Wireless Shell Usage Experience

From the documentation links available from Heltec site for the Wireless Shell SoC it is not very clear how to properly setup development environment for this product.
I would like to share my experience here, in particular for on-chip debugging.

Choosing the IDE

I tried Arduino IDE 1.8.13 as well as VS-Code 1.48.2 with PlatformIO 5.0.0b2 extension installed.
Both are fine. With PlatformIO you even can debug your code, for example step through your arduino sketch.
As of time of writing, the stock PlatformIO failed debugging ESP32 code, so I had to upgrade to the development beta.

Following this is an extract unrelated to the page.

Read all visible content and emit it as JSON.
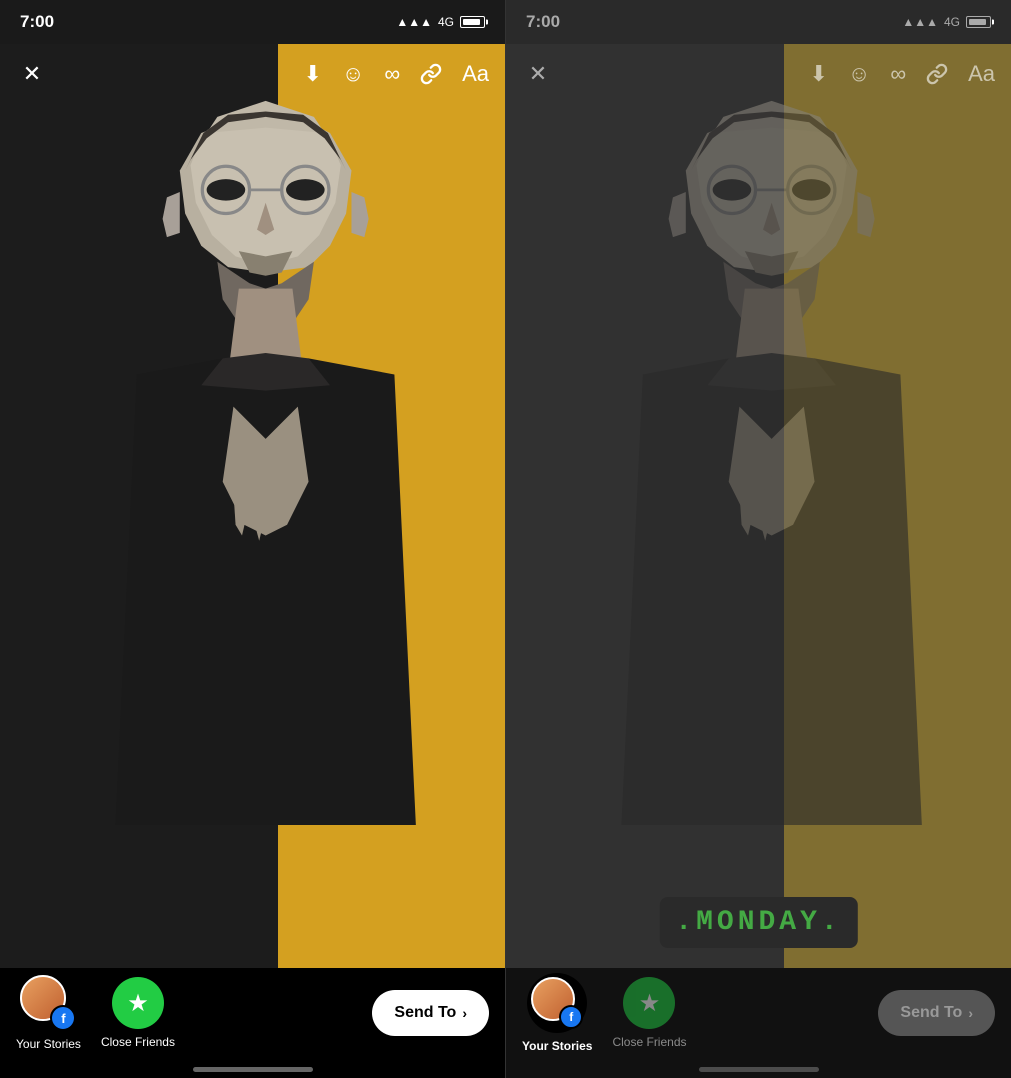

To do so you need to open PlatformIO terminal directly from withing VS-Code IDE by pressing a small right-angle-arrow-in-the-square icon in the bottom blue toolbar and type:

pio upgrade --dev

Selecting proper board type for this product

Unfortunately, Arduino IDE and PlatformIO, both lack ‘Wireless Shell’ board choice.
Instead, we have to use ESP32 Dev Module in Arduino IDE and correspondingly esp32dev is the right choice in PlatformIO.
Sadly, it is not mentioned in the documentation.

In the Arduino IDE it is also possible to use Wireless Stick Lite board for this product.
You will need to add the following additional board manager URLs in the Arduino IDE Preferences:

https://dl.espressif.com/dl/package_esp32_index.json
https://resource.heltec.cn/download/package_heltec_esp32_index.json

Then install both esp32 and Heltec ESP32 Seriaes Dev-boards via Boards Manager menu.
After selecting particular board via Arduino|Tools|Board menu some options like Upload Speed, Partition Scheme, Flash Mode are available. Default settings usually are OK here.

To be continued…

You can choose “Wireless Stick Lite”, “Wireless Shell” and “Wireless Stick Lite” have the same chip. “Wireless Shell” is equivalent to “Wireless Stick Lite” without peripheral circuits.